細かい金額は忘れたが、これがまた「それなら絶対に1日チャーターの方がいいだろ」と思わせるような価格設定だった。
「ラーメン500円、チャーハン500円、ラーメン&チャーハン600円」みたいな。四則演算と加減乗除の概念が崩壊する。どうでもいいけど、「加減乗除」と聞くとなぜか「諸行無常」が浮かぶ。
「ここまで来たら、もうとことん流れに身を任せてみるのも面白いかもしれない」。僕はそう思い始めていた。
その判断をこの先で後悔することになるのだが、それはまた、別の話。
5.対決(商魂逞しいインド人たち)
流れに身を任せることを決めた僕は、彼のバイクタクシーに乗ることにした。
もう名前も忘れてしまったが、便宜上、彼をAと呼ぶことにする。
まず向かうのはもちろん、タージマハルだ。
しかし、走り出して10秒後には「やっぱりやめておけばよかった」と後悔しはじめた。
バイクタクシーの座席は、ほぼ外だ。
日中ならともかく、朝の時間帯には寒すぎるのだ。
ガタガタ震えている僕に、Aは振り返り、メモ用紙らしき束を渡してきた。
聞けば、今までに彼が乗せた客の直筆メッセージだという。
いわば「お客様の声」的な営業ツールだ。なかなか気の利いたビジネスマンみたいなことをする。
そして「俺が乗せたお客さんはみんな喜んでくれた。どうだ、良いことばかり書いてあるだろう?」とドヤ顔で自慢してきた。
しかし、よくよく聞いてみると、彼は日本語が読めないという。どないやねん。
そして、その「お客様の声」には、そこそこ微妙な意見もちらほら書かれていた。なんでやねん。
そんなこんなで、タージマハルに到着した。
Aは、チケット売り場の場所を教えてくれて、「2時間後くらいにここで待ってるから」と、目印となる待ち合わせ場所を教えてくれた。

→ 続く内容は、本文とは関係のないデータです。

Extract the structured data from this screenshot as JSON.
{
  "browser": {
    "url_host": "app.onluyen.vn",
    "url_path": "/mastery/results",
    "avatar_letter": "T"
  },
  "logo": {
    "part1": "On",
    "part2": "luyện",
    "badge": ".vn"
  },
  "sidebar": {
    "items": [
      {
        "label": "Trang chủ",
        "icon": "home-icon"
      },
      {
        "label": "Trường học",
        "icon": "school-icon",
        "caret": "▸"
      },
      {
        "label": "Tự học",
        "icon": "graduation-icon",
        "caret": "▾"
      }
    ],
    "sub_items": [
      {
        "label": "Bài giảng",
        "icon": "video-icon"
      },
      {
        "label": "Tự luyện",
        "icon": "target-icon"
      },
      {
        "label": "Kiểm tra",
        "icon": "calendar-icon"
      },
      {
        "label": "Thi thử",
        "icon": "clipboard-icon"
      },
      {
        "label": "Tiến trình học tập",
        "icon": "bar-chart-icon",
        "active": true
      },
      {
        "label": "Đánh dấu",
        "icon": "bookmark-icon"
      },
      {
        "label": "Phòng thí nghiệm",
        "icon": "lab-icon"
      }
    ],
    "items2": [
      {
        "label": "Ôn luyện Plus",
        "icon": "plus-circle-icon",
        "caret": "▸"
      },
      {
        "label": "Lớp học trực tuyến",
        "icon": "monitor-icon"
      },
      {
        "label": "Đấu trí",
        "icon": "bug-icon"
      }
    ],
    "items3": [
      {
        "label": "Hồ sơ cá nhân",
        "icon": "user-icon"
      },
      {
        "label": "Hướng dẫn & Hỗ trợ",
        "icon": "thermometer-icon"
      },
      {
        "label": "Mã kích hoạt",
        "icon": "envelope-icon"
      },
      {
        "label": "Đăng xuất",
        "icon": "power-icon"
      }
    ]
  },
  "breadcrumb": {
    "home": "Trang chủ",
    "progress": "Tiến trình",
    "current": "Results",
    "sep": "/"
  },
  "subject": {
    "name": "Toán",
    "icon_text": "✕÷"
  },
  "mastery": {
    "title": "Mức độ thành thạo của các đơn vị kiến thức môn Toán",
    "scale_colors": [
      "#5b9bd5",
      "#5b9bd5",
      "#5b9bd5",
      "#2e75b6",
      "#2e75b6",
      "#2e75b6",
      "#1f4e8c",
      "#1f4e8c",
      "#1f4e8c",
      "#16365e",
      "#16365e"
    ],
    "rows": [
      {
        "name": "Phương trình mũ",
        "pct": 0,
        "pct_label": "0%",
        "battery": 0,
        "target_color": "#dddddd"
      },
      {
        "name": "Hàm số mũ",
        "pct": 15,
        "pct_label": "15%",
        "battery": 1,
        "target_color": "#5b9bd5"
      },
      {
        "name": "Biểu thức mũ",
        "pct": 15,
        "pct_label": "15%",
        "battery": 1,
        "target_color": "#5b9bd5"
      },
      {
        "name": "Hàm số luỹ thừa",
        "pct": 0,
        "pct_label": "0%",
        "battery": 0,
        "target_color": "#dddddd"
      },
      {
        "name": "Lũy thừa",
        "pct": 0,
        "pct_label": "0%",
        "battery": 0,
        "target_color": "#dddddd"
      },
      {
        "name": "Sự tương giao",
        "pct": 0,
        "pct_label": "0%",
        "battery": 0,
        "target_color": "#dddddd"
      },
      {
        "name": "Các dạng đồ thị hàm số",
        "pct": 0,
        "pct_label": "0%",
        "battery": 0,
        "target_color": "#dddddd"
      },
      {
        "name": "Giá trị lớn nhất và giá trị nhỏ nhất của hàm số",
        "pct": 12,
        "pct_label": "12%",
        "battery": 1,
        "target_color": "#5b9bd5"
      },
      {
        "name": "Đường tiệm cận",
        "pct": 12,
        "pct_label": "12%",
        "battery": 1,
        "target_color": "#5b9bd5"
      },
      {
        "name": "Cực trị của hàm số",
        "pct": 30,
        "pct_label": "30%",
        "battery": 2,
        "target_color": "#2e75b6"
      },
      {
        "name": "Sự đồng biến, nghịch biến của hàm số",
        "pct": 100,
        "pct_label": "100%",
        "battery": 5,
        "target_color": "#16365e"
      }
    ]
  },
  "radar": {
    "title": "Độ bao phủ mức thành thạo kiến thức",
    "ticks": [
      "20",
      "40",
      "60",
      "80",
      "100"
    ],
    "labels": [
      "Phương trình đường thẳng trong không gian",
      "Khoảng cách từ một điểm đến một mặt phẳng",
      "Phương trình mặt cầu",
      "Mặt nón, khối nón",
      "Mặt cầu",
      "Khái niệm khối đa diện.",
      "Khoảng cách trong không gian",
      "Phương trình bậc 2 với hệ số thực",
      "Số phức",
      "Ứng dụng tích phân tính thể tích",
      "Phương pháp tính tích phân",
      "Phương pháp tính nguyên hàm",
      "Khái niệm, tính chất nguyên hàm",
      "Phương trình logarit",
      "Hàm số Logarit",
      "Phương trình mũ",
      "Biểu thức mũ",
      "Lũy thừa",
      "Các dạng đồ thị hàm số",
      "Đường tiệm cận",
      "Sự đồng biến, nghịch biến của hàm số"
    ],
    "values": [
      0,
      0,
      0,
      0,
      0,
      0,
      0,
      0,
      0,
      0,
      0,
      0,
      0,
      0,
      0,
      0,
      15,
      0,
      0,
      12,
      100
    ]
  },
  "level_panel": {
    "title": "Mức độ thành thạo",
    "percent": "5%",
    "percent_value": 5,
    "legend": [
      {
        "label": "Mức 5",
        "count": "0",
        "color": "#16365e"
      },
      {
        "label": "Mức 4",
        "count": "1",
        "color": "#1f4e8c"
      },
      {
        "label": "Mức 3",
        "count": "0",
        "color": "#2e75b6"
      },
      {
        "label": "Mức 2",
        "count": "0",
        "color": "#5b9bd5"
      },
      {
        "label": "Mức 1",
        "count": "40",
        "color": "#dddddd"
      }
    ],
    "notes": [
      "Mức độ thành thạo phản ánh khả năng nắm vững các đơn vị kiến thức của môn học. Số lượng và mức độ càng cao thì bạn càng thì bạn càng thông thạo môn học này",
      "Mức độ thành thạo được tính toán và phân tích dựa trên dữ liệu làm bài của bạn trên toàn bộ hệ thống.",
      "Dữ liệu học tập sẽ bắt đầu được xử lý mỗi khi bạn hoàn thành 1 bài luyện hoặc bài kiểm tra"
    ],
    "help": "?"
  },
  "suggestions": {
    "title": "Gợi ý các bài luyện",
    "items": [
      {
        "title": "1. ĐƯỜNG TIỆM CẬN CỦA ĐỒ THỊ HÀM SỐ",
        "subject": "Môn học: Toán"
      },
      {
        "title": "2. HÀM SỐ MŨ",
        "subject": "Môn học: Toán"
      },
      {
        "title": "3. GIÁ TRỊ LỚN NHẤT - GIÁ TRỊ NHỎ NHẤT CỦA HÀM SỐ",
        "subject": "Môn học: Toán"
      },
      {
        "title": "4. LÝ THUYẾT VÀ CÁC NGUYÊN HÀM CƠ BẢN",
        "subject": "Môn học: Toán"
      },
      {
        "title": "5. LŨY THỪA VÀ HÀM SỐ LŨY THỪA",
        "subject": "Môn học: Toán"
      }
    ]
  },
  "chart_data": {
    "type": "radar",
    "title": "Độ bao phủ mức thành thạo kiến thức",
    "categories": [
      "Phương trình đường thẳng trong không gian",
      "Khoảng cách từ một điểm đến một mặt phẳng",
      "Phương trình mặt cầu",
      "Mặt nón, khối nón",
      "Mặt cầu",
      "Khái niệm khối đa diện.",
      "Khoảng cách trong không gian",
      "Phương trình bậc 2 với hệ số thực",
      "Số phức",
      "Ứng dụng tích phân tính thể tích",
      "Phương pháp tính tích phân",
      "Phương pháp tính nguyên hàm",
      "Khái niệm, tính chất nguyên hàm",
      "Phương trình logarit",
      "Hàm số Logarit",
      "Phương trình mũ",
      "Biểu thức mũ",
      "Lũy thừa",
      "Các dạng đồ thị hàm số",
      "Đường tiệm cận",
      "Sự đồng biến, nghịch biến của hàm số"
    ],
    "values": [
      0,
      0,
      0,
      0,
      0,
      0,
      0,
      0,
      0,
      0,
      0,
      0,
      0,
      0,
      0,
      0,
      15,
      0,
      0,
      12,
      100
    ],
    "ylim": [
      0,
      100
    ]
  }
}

この頃には僕は、「どうなることかと心配してたけど、意外と悪くないかもしれない」と思い始めていた。
そこから2時間ほど、タージマハルを満喫した。
それは、息を飲むほどに美しい光景だった。
大昔によくもまあこんな美しい建築物を造れたものだ、と一人感動していると、「写真を撮ってあげるよ」と、インド人らしきおっちゃんが話しかけてきた。
昨夜、iphoneを強奪されたばかりの僕は、さすがに警戒したが、せっかくなのでちゃんと自分も写った写真も撮りたいと思い、ipadを渡してみることにした。タージマハルの敷地内なので当然バイクはいないし、仮にダッシュ勝負になっても、このおっちゃんには勝てると踏んだからだ。
しかし結果的には、写真を撮り終えると、おっちゃんは爽やかにどこかへ行ってしまった。ただの親切な人だった。ごめん。
タージマハルを十分に満喫し、出口を出た。
ふと、せっかくなので周りも見ておきたいと思い、少しくらいならいいかと、さっきAに言われていた待ち合わせ場所とは逆の方向へプラプラ歩いてみた。
するとすぐに、誰かに後ろから肩を叩かれた。振り返れば奴(A)がいた。「どこへ行くんだ」と。こわい。
このあたりからまた、嫌な予感がし始めていた。
案の定、Aは「食事はどうだ」と聞いてきた。まだ腹も減っていなかったのでやんわり拒否したが、少し走ると、勝手に飲食店らしき建物の前で停車した。
その店は薄暗く、他に客は誰もいなかった。どう考えても癒着している飲食店だ。
「やられた」と思いつつも、これがインドというものかと諦め半分で、大してうまくもないカレーと割高なコーラを流し込み、店を出た。
怪しげな展開は、さらに続いた。
Aは今度は「土産は欲しくないか」と聞いてきた。
最悪、インドでカレーを食べるのは悪くないが、怪しげな土産物は絶対にいらない。僕は明確に拒絶した。
しかしAは、またしても勝手に、土産物屋らしき店の前に停車した。
なるほど、そういうビジネスモデルか。ここまで来てようやく僕は状況を理解した。
ならば受けて立ってやる。ジャパニーズをナメるなよ。
これから先、日本人観光客がカモにされないためにも、俺が一矢報いてやる。
そう決意し、店内に足を踏み入れた。